La Russia ha da un po’ di tempo alzato il livello di ingaggio contro il Giappone: in ballo c’è la contesa sulle isole Curili, e più recentemente la posizione – molto pro-occidentale, anche sulle sanzioni – presa da Tokyo riguardo all’invasione russa dell’Ucraina. Uno degli eventi di sfogo è stato il provvedimento con cui il Cremlino ha tagliato fuori le compagnie nipponiche e statunitensi dal grande progetto gasifero delle Sakhalin.

Vale anche la pena aggiungere che nell’ambito degli affari internazionali, Mosca sta subendo un graduale processo di isolamento da parte dei Paesi leader del mondo economico-commerciale globale.
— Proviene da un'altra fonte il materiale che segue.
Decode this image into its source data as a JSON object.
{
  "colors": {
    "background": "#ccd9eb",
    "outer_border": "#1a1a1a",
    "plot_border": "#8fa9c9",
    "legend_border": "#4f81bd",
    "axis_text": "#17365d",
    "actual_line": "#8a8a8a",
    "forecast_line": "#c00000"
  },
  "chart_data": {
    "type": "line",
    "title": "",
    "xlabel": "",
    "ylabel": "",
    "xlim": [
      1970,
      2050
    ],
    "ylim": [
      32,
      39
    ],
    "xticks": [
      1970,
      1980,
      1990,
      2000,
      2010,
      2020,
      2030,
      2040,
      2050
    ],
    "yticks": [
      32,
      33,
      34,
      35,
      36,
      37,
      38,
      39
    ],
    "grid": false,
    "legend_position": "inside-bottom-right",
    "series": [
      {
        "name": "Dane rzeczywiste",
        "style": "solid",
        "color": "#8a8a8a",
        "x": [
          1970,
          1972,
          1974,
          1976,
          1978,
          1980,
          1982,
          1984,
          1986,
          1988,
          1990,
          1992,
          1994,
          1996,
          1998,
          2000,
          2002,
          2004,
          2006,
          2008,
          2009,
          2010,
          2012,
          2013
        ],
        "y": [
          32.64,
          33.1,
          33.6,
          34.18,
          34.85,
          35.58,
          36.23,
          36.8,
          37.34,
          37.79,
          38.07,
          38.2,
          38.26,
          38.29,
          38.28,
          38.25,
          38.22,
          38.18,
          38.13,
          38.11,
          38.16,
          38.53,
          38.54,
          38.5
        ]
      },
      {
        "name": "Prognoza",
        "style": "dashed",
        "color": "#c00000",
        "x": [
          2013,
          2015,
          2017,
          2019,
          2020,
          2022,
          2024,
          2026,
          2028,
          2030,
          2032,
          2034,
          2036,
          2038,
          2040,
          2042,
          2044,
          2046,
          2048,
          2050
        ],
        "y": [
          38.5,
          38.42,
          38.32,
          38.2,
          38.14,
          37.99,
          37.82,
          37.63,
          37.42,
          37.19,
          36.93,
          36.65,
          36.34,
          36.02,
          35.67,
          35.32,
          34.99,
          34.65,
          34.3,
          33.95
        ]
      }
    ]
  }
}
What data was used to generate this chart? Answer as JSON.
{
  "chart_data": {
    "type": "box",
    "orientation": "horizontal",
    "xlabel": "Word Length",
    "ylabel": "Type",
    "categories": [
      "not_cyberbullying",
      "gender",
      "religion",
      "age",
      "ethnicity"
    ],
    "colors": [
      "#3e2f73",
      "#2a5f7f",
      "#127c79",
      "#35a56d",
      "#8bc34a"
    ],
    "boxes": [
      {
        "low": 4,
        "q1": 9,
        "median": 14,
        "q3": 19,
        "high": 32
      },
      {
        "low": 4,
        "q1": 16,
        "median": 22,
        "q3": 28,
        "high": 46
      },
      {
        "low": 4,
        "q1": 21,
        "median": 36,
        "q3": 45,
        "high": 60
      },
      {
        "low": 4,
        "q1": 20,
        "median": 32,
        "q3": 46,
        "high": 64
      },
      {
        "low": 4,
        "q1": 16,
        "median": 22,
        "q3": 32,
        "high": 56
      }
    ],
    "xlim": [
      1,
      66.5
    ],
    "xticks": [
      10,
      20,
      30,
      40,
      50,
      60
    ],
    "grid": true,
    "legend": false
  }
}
Questa situazione chiama la Russia – le cui casse non brillano alla necessità di agganciarsi ulteriormente alla Cina. Con il rischio, sempre sostenuto dai pensatori del Cremlino, di finirne fagocitata. Tuttavia, l’appoggio in queste attività (in cui anche Mosca ha un interesse) potrebbe essere anche conseguenza di questa allineamento con la Cina, che più che un presupposto è una necessità.
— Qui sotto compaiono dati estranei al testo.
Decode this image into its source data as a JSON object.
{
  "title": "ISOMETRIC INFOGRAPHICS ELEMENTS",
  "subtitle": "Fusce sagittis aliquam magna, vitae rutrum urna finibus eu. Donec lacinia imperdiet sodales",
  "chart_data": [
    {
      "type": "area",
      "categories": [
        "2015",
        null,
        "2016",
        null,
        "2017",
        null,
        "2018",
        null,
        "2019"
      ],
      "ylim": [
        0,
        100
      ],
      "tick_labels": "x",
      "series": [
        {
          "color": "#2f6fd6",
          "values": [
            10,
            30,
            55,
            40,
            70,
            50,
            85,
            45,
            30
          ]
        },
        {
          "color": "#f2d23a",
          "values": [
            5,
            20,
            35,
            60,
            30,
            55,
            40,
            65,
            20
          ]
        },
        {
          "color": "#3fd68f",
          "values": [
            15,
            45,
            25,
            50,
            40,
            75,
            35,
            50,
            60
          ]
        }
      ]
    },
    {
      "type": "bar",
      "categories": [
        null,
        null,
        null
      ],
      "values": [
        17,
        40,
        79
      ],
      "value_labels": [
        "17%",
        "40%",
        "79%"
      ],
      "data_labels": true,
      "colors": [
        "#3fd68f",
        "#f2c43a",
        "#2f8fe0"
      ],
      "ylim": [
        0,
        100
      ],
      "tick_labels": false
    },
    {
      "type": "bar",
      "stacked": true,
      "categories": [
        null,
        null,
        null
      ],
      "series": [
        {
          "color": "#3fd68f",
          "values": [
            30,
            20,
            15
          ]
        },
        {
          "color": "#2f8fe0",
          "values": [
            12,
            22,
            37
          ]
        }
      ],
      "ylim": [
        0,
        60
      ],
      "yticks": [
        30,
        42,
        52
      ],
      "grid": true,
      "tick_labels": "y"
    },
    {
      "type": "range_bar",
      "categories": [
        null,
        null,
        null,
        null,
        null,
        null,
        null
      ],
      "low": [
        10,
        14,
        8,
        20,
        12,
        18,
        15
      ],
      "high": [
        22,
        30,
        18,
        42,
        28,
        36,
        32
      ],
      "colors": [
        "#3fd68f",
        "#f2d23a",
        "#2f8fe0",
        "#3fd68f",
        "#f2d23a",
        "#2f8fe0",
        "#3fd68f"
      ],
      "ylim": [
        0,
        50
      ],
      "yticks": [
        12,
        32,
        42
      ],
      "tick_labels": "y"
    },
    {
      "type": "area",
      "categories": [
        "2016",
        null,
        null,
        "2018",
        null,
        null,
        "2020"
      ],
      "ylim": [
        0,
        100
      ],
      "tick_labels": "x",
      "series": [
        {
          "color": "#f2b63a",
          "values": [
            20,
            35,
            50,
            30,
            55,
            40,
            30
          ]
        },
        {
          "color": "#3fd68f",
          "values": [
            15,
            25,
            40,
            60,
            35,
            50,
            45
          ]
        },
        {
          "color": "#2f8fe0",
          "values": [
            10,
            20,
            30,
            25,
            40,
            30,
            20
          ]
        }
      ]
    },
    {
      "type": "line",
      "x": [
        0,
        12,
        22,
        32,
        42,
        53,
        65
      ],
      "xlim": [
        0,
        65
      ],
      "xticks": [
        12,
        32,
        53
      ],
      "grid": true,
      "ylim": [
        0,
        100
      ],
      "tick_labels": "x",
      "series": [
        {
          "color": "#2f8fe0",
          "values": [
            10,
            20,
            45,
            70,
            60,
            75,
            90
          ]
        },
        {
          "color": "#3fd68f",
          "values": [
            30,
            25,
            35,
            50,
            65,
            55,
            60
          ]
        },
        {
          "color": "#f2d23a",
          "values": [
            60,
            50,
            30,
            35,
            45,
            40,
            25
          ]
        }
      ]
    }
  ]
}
Tuttavia la Difesa russa ha fornito una spiegazione riguardo alla teorica visita congiunta alle Senkaku: c’è stata una causa di forza maggiore dietro ai movimenti delle due imbarcazioni. Per evitare una tempesta innescata dal tifone “Aere”, sia la nave russa che quella cinese sono state costrette a deviare dalla rotta prefissata e a “rifugiarsi” nelle acque delle Senkaku. Tokyo ha preso in considerazione questa eventualità e scelto una linea severe ma controllata.

Il Giappone ha dichiarato di nutrire un “vivo interesse” – nel linguaggio diplomatico di Tokyo equivale a dire che c’è un’attenzione altissima – per le recenti manovre russe intorno alle isole; tuttavia non si è arrivati a una protesta diplomatica formale, perché, spiega il ministero degli Esteri nipponico, è possibile la ragione collegata al tifone.